Guarding the Guardrails: A Taxonomy-Driven Approach to Jailbreak Detection
Olga Sorokoletova , Francesco Giarrusso , Vincenzo Suriani , Daniele Nardi
Published on arXiv
2510.13893
Prompt Injection
OWASP LLM Top 10 — LLM01
Key Finding
Taxonomy-guided prompting improves GPT-5's jailbreak detection performance, and multi-turn attacks that distribute malicious intent across benign-looking turns are the hardest for existing guardrails to detect.

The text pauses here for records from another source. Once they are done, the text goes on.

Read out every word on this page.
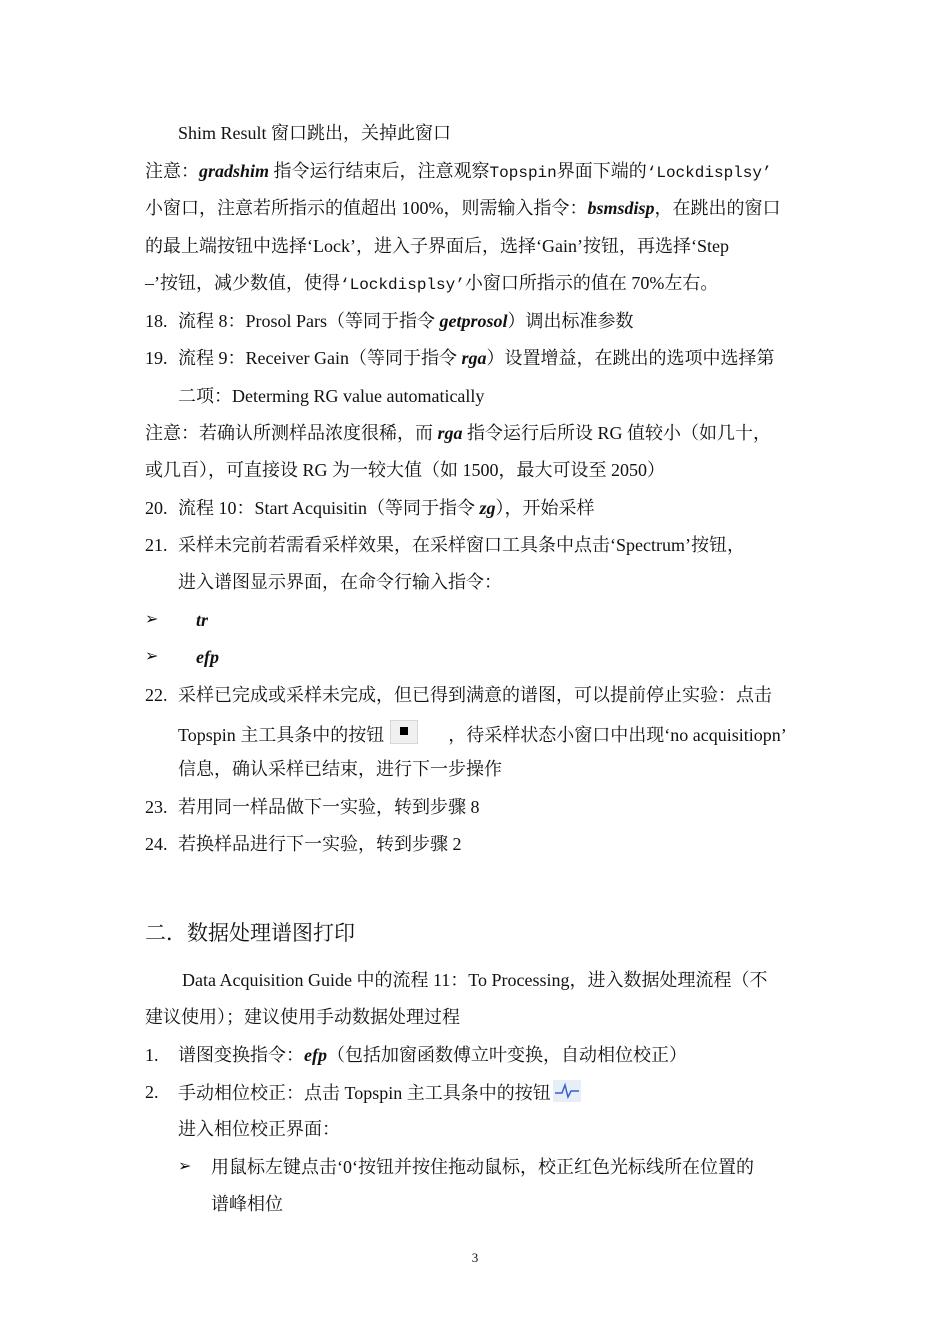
Shim Result 窗口跳出，关掉此窗口
注意：gradshim 指令运行结束后，注意观察Topspin界面下端的‘Lockdisplsy’
小窗口，注意若所指示的值超出 100%，则需输入指令：bsmsdisp，在跳出的窗口
的最上端按钮中选择‘Lock’，进入子界面后，选择‘Gain’按钮，再选择‘Step
–’按钮，减少数值，使得‘Lockdisplsy’小窗口所指示的值在 70%左右。
18. 流程 8：Prosol Pars（等同于指令 getprosol）调出标准参数
19. 流程 9：Receiver Gain（等同于指令 rga）设置增益，在跳出的选项中选择第
二项：Determing RG value automatically
注意：若确认所测样品浓度很稀，而 rga 指令运行后所设 RG 值较小（如几十，
或几百），可直接设 RG 为一较大值（如 1500，最大可设至 2050）
20. 流程 10：Start Acquisitin（等同于指令 zg），开始采样
21. 采样未完前若需看采样效果，在采样窗口工具条中点击‘Spectrum’按钮，
进入谱图显示界面，在命令行输入指令：
➢ tr
➢ efp
22. 采样已完成或采样未完成，但已得到满意的谱图，可以提前停止实验：点击
Topspin 主工具条中的按钮	，待采样状态小窗口中出现‘no acquisitiopn’
信息，确认采样已结束，进行下一步操作
23. 若用同一样品做下一实验，转到步骤 8
24. 若换样品进行下一实验，转到步骤 2
二．数据处理谱图打印
Data Acquisition Guide 中的流程 11：To Processing，进入数据处理流程（不
建议使用）；建议使用手动数据处理过程
1. 谱图变换指令：efp（包括加窗函数傅立叶变换，自动相位校正）
2. 手动相位校正：点击 Topspin 主工具条中的按钮
进入相位校正界面：
➢ 用鼠标左键点击‘0‘按钮并按住拖动鼠标，校正红色光标线所在位置的
谱峰相位
3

Jailbreaking techniques pose a significant threat to the safety of Large Language Models (LLMs). Existing defenses typically focus on single-turn attacks, lack coverage across languages, and rely on limited taxonomies that either fail to capture the full diversity of attack strategies or emphasize risk categories rather than jailbreaking techniques. To advance the understanding of the effectiveness of jailbreaking techniques, we conducted a structured red-teaming challenge. The outcomes of our experiments are fourfold. First, we developed a comprehensive hierarchical taxonomy of jailbreak strategies that systematically consolidates techniques previously studied in isolation and harmonizes existing, partially overlapping classifications with explicit cross-references to prior categorizations. The taxonomy organizes jailbreak strategies into seven mechanism-oriented families: impersonation, persuasion, privilege escalation, cognitive overload, obfuscation, goal conflict, and data poisoning. Second, we analyzed the data collected from the challenge to examine the prevalence and success rates of different attack types, providing insights into how specific jailbreak strategies exploit model vulnerabilities and induce misalignment. Third, we benchmarked GPT-5 as a judge for jailbreak detection, evaluating the benefits of taxonomy-guided prompting for improving automatic detection. Finally, we compiled a new Italian dataset of 1364 multi-turn adversarial dialogues, annotated with our taxonomy, enabling the study of interactions where adversarial intent emerges gradually and succeeds in bypassing traditional safeguards.
Key Contributions
- A comprehensive hierarchical, mechanism-oriented taxonomy of jailbreak strategies organized into 7 families, consolidating and harmonizing prior fragmented classifications.
- A new Italian dataset of 1,364 multi-turn adversarial dialogues annotated with the proposed taxonomy, addressing a gap in multilingual and multi-turn jailbreak resources.
- Empirical benchmarking of GPT-5 as a taxonomy-guided jailbreak judge, evaluating how structured prompting improves automatic detection accuracy.